Dos fármacos de uso hospitalario quedaron en el centro de una investigación judicial luego de que trascendiera que un anestesista del Hospital Italiano de Buenos Aires habría ofrecido “viajes controlados” con propofol y fentanilo en reuniones privadas. El caso salió a la luz tras la muerte por sobredosis del médico residente mendocino, Alejandro Zalazar, lo que abrió una causa para determinar cómo se obtuvieron y administraron esos medicamentos.

Alejandro Zalazar era médico, tenía 29 años y había nacido en Mendoza. En febrero fue hallado sin vida en su departamento de la ciudad de Buenos Aires y la necropsia confirmó una sobredosis de propofol y fentanilo.
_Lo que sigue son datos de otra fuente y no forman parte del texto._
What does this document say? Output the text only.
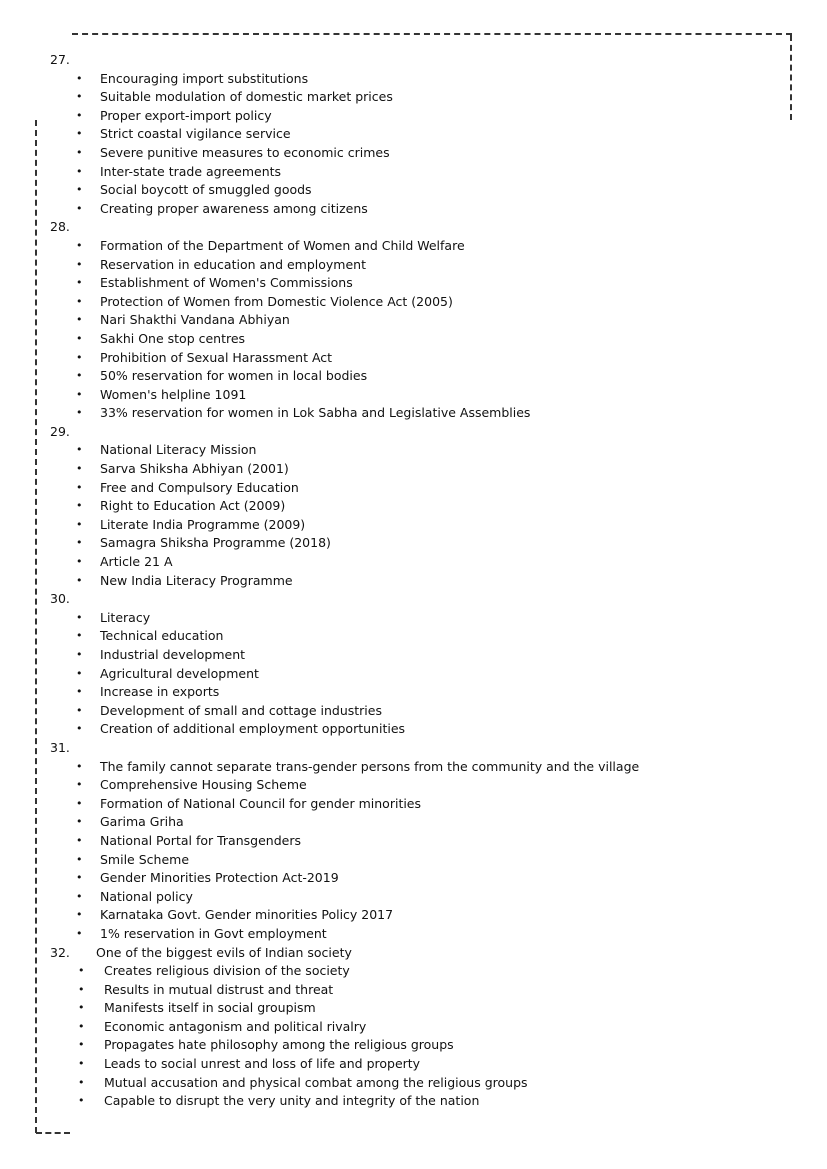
27.
• Encouraging import substitutions
• Suitable modulation of domestic market prices
• Proper export-import policy
• Strict coastal vigilance service
• Severe punitive measures to economic crimes
• Inter-state trade agreements
• Social boycott of smuggled goods
• Creating proper awareness among citizens
28.
• Formation of the Department of Women and Child Welfare
• Reservation in education and employment
• Establishment of Women's Commissions
• Protection of Women from Domestic Violence Act (2005)
• Nari Shakthi Vandana Abhiyan
• Sakhi One stop centres
• Prohibition of Sexual Harassment Act
• 50% reservation for women in local bodies
• Women's helpline 1091
• 33% reservation for women in Lok Sabha and Legislative Assemblies
29.
• National Literacy Mission
• Sarva Shiksha Abhiyan (2001)
• Free and Compulsory Education
• Right to Education Act (2009)
• Literate India Programme (2009)
• Samagra Shiksha Programme (2018)
• Article 21 A
• New India Literacy Programme
30.
• Literacy
• Technical education
• Industrial development
• Agricultural development
• Increase in exports
• Development of small and cottage industries
• Creation of additional employment opportunities
31.
• The family cannot separate trans-gender persons from the community and the village
• Comprehensive Housing Scheme
• Formation of National Council for gender minorities
• Garima Griha
• National Portal for Transgenders
• Smile Scheme
• Gender Minorities Protection Act-2019
• National policy
• Karnataka Govt. Gender minorities Policy 2017
• 1% reservation in Govt employment
32. One of the biggest evils of Indian society
• Creates religious division of the society
• Results in mutual distrust and threat
• Manifests itself in social groupism
• Economic antagonism and political rivalry
• Propagates hate philosophy among the religious groups
• Leads to social unrest and loss of life and property
• Mutual accusation and physical combat among the religious groups
• Capable to disrupt the very unity and integrity of the nation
Ambos fármacos tienen un uso médico claro y muy extendido en hospitales y clínicas, principalmente en quirófanos y unidades de cuidados intensivos. Son utilizados en cirugías, pero también en prácticas y estudios médicos como endoscopías, colonoscopías, colocación de marcapasos, resonancias, tomografías y procedimientos que requieren inmovilidad.

El propofol es un anestésico intravenoso utilizado para inducir y mantener la anestesia general durante cirugías o procedimientos médicos. Actúa rápidamente, provocando pérdida de conciencia en pocos segundos, y su efecto también desaparece con rapidez, lo que permite una recuperación más controlada del paciente.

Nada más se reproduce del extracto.